21. FALL OF BRENDAN FEVOLA
Champion Carlton forward Brendan Fevola disgraced himself at the 2009 Brownlow Medal count at Crown casino after becoming heavily intoxicated. His antics included giving Chris Judd a “pressure-point” hold, knocking a beer out of Adam Cooney’s hand and kissing Ryan O’Keefe. It was the end of the road for Fevola at the Blues, and he moved to Brisbane where his AFL career fizzled out. Fevola battled demons with gambling and drinking, but escaped penalty in 2010 after taking a nude photo of model Lara Bingle in the shower. He’s since rehabilitated his life and is a co-host of a popular FM breakfast radio show.
22. UMPIRE BET INVESTIGATION
The AFL was rocked in November 2022 when the home of AFL umpire Michael Pell was raided by Victoria Police over allegations he was part of a Brownlow Medal betting syndicate. The bombshell probe centred on bets related to alleged Brownlow voting leaks from games where he officiated. Pell was stood down by the AFL and hasn’t umpired an official game since. But more than two years later, it’s still unclear whether charges will be laid.
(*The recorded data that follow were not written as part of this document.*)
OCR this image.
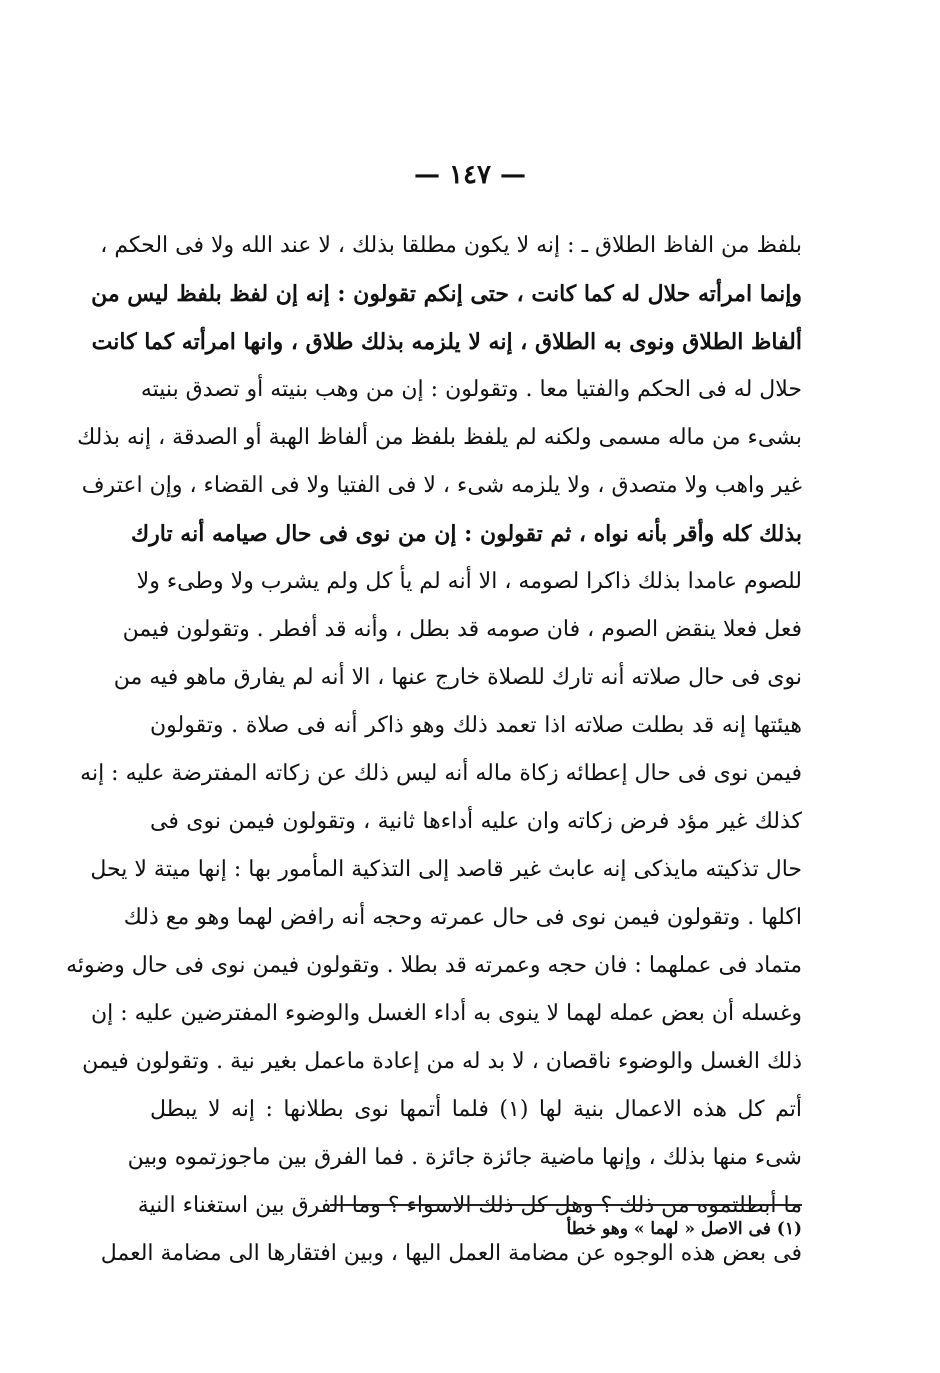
— ١٤٧ —
بلفظ من الفاظ الطلاق ـ : إنه لا يكون مطلقا بذلك ، لا عند الله ولا فى الحكم ،
وإنما امرأته حلال له كما كانت ، حتى إنكم تقولون : إنه إن لفظ بلفظ ليس من
ألفاظ الطلاق ونوى به الطلاق ، إنه لا يلزمه بذلك طلاق ، وانها امرأته كما كانت
حلال له فى الحكم والفتيا معا . وتقولون : إن من وهب بنيته أو تصدق بنيته
بشىء من ماله مسمى ولكنه لم يلفظ بلفظ من ألفاظ الهبة أو الصدقة ، إنه بذلك
غير واهب ولا متصدق ، ولا يلزمه شىء ، لا فى الفتيا ولا فى القضاء ، وإن اعترف
بذلك كله وأقر بأنه نواه ، ثم تقولون : إن من نوى فى حال صيامه أنه تارك
للصوم عامدا بذلك ذاكرا لصومه ، الا أنه لم يأ كل ولم يشرب ولا وطىء ولا
فعل فعلا ينقض الصوم ، فان صومه قد بطل ، وأنه قد أفطر . وتقولون فيمن
نوى فى حال صلاته أنه تارك للصلاة خارج عنها ، الا أنه لم يفارق ماهو فيه من
هيئتها إنه قد بطلت صلاته اذا تعمد ذلك وهو ذاكر أنه فى صلاة . وتقولون
فيمن نوى فى حال إعطائه زكاة ماله أنه ليس ذلك عن زكاته المفترضة عليه : إنه
كذلك غير مؤد فرض زكاته وان عليه أداءها ثانية ، وتقولون فيمن نوى فى
حال تذكيته مايذكى إنه عابث غير قاصد إلى التذكية المأمور بها : إنها ميتة لا يحل
اكلها . وتقولون فيمن نوى فى حال عمرته وحجه أنه رافض لهما وهو مع ذلك
متماد فى عملهما : فان حجه وعمرته قد بطلا . وتقولون فيمن نوى فى حال وضوئه
وغسله أن بعض عمله لهما لا ينوى به أداء الغسل والوضوء المفترضين عليه : إن
ذلك الغسل والوضوء ناقصان ، لا بد له من إعادة ماعمل بغير نية . وتقولون فيمن
أتم كل هذه الاعمال بنية لها (١) فلما أتمها نوى بطلانها : إنه لا يبطل
شىء منها بذلك ، وإنها ماضية جائزة جائزة . فما الفرق بين ماجوزتموه وبين
ما أبطلتموه من ذلك ؟ وهل كل ذلك الاسواء ؟ وما الفرق بين استغناء النية
فى بعض هذه الوجوه عن مضامة العمل اليها ، وبين افتقارها الى مضامة العمل
(١) فى الاصل « لهما » وهو خطأ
23. JAIDYN STEPHENSON BETS BAN
Collingwood young gun Jaidyn Stephenson was slapped with the heaviest gambling sanction in the game’s history in 2019 after admitting to placing $36 worth of bets on three Magpies matches in which he was involved. Stephenson was suspended for 10 matches, fined $20,000 by the AFL and gave up $50,000 in match payments.
24. PIES DRUG SHOCK
Collingwood teammates Lachie Keeffe and Josh Thomas were wiped out for two years after testing positive to banned muscle-boosting drug clenbuterol in 2015. The duo had been partying at the St Kilda Festival where they had taken cocaine laced with the substance. In 2018, promising Pies youngster Sam Murray tested positive for cocaine on match day after taking the drug midweek. He copped an 18-month ban and never played again for the club.
25. CARO DROWNING JIBE
Collingwood president Eddie McGuire issued an “unreserved apology” in June 2016 after joking live on Triple M radio about drowning female football journalist Caroline Wilson.
“I reckon we should start a campaign for a one-person slide next year,” McGuire said of the Big Freeze event at the MCG, where celebrities plunge into ice to raise money for motor neurone disease. “Caroline Wilson, I’ll put in the $10,000 straight away, make it $20,000, and if she stays under, $50,000.” Fellow broadcasters Danny Frawley and James Brayshaw also apologised for comments made during the exchange.